初めての酒蔵見学 取材報告2    【by Etuko】

栃尾市 越銘醸株式会社

第 3 話

 最近は酒米の精米機は非常に高価なため、中小の酒蔵が共同で精米所を作り、そこで行うかまたは農協などに委託して行うのが一般的になってきましたがここでは違いました。
 これまでいくつもの酒蔵を見学してきましたが、自社で精米機を持っていて自家製米をしているのはここだけでしたのでどんな機械なんだろうかと興味津々で歩いていきました。
    
 長い通路の先は真っ暗です。ようやく精米所について明かりをつけてもらうとそれは堂々とそびえていました。
     
 高さが5〜6メートルはあるかと思われる精米機は普通に機械と呼ぶ大きさではなく、いわゆる構造物の様を呈しています。
 機械の上部は小さな体育館を思わせる建物の天井近くまで迫るほどの大きさです。
 とても全体を写すことは出来ませんがその一部を写真に撮りました。
 この精米機は17年前に入れ替えたもので当時の金額で2000万円もしたそうです。
     
 専門的な機械なので毎年のメンテナンスが2〜3日で50万円くらいかかるとのことだそうで、はたして機械を買って自家製米するのと外注するのと、どちらが良いのだろうかとちょっと考え物ですがと正直なところを話してくれました。でも自家製米するメリットはというと、まずこの機械ではお米の長い方の端を削りそれから胴体の方を削るという削り方が出来ると言うことや毎年のお米の出来により削るタイミングや削り具合等の様子を見ながら思うとおりに出来るというメリットなのでしょうかねと話してくださいました。

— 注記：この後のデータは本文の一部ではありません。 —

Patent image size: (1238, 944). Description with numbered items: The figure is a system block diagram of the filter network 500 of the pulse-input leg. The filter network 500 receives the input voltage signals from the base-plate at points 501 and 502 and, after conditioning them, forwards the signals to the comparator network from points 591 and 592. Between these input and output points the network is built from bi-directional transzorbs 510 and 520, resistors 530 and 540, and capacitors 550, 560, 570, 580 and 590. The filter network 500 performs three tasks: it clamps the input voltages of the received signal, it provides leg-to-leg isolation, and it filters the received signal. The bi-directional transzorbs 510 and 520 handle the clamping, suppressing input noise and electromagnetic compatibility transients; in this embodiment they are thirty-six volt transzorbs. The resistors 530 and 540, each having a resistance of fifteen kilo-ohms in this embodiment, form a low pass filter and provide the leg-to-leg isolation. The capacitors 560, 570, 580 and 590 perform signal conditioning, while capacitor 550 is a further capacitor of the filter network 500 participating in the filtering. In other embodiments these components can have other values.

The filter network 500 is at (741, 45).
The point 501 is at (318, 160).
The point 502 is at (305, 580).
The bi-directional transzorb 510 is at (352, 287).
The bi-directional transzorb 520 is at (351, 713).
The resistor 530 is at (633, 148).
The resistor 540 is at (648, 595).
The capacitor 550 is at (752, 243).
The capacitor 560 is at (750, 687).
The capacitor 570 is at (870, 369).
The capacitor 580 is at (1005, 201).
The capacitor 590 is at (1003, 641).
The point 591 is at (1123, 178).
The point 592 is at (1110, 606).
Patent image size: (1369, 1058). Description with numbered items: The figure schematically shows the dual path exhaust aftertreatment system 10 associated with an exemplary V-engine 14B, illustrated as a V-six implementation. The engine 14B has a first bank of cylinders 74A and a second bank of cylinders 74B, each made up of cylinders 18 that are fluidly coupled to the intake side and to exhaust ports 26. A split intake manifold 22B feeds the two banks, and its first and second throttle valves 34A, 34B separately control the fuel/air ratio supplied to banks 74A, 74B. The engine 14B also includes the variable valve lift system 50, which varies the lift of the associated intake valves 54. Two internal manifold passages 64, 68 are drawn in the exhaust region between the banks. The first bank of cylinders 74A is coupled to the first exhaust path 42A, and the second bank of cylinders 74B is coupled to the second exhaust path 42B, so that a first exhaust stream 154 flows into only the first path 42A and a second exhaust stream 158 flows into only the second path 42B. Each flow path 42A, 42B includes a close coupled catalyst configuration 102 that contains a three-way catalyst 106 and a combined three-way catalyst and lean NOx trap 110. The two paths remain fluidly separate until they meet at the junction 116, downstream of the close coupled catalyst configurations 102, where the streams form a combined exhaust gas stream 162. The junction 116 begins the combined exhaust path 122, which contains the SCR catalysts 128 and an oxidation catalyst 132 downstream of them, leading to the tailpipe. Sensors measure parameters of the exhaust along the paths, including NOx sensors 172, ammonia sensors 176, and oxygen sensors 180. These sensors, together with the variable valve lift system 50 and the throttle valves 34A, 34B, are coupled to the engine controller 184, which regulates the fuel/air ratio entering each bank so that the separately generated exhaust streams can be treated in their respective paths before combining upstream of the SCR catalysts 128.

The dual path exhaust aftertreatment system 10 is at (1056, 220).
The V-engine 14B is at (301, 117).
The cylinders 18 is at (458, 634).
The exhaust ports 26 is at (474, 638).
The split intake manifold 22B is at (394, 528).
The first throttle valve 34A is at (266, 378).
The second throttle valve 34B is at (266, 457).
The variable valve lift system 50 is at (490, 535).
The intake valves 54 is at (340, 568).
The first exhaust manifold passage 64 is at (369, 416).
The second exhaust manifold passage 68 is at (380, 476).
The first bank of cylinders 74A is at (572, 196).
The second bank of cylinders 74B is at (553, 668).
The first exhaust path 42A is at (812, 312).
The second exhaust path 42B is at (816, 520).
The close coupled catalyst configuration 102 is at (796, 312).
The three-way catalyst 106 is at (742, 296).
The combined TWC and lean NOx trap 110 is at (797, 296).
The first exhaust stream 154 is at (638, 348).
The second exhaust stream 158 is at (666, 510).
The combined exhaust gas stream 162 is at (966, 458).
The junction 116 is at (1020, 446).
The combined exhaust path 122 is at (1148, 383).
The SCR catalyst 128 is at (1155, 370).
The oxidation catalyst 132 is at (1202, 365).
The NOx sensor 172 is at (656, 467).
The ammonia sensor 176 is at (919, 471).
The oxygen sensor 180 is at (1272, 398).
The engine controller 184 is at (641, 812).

 酒造りに使う酒米(酒造好適米)は普通の食用米と違って、大粒で中心部のデンプン質、いわゆる心白が大きく、アミノ酸などの旨味成分の少ないお米が良しとされています。
 そういうお米の方が雑味のないきれいなお酒になると言うことなのです。
 ちょうど精米した後のお米がありましたので少し手にとって見せてくれました。
   
 杜氏のしわくちゃな手ですが男らしい年輪が刻まれた、たくましい手の上に透明感のある白いビーズのようなお米が乗っています。これは五百万石という新潟県や北陸、長野を中心にお酒造りに使われている酒造好適米で精米歩合60%のお米です。
 つまり玄米の40%を削り取って中心部分の60%のお米です。
 新潟県の酒蔵は全国的に最もお米を削って酒造りをします。その新潟県の中でもこの越銘醸はさらにもう一段階余計にお米を削って酒造りをします。
 つまり、このクラスのお米は全国的には2段階くらい高級なお酒を造るときに使われるレベルなのです。しかし、ここでは一般に晩酌に飲まれるお酒に使われるお米になるのです。
 まず、この点がこの蔵のすごいところで、同じ新潟県内の酒蔵のレベルより更に精米歩合を上げて酒造りをしている非常にプライドのある蔵なのです。
 さて、精米の話に戻りますが、こちらの精米機でお米を削る場合、精米歩合70%にするには約9時間、60%では15〜16時間、35%にするには3昼夜、72時間もかかるそうです。
 連続して精米をするときは特にお米の温度が上がらないように気を付けると共に、回転数を調整して縦方向や横方向などの削り具合まで注意を払って精米するのだそうです。
 これらの酒造好適米はそのほとんどが地元の契約農家から仕入れ、米造りの段階から目の届く、間違いのないもの、素性のしっかりしたお米を使うのだそうです。ただし品評会に出品する大吟醸酒クラスのお酒はやはり日本一の兵庫県産山田錦という最高のお米を使うのだそうですがその精米歩合は何と38%。つまり酒造りで使う日本最高のお米の62%を削って捨てて、本当の中心部のみで酒造りを行うのだそうです。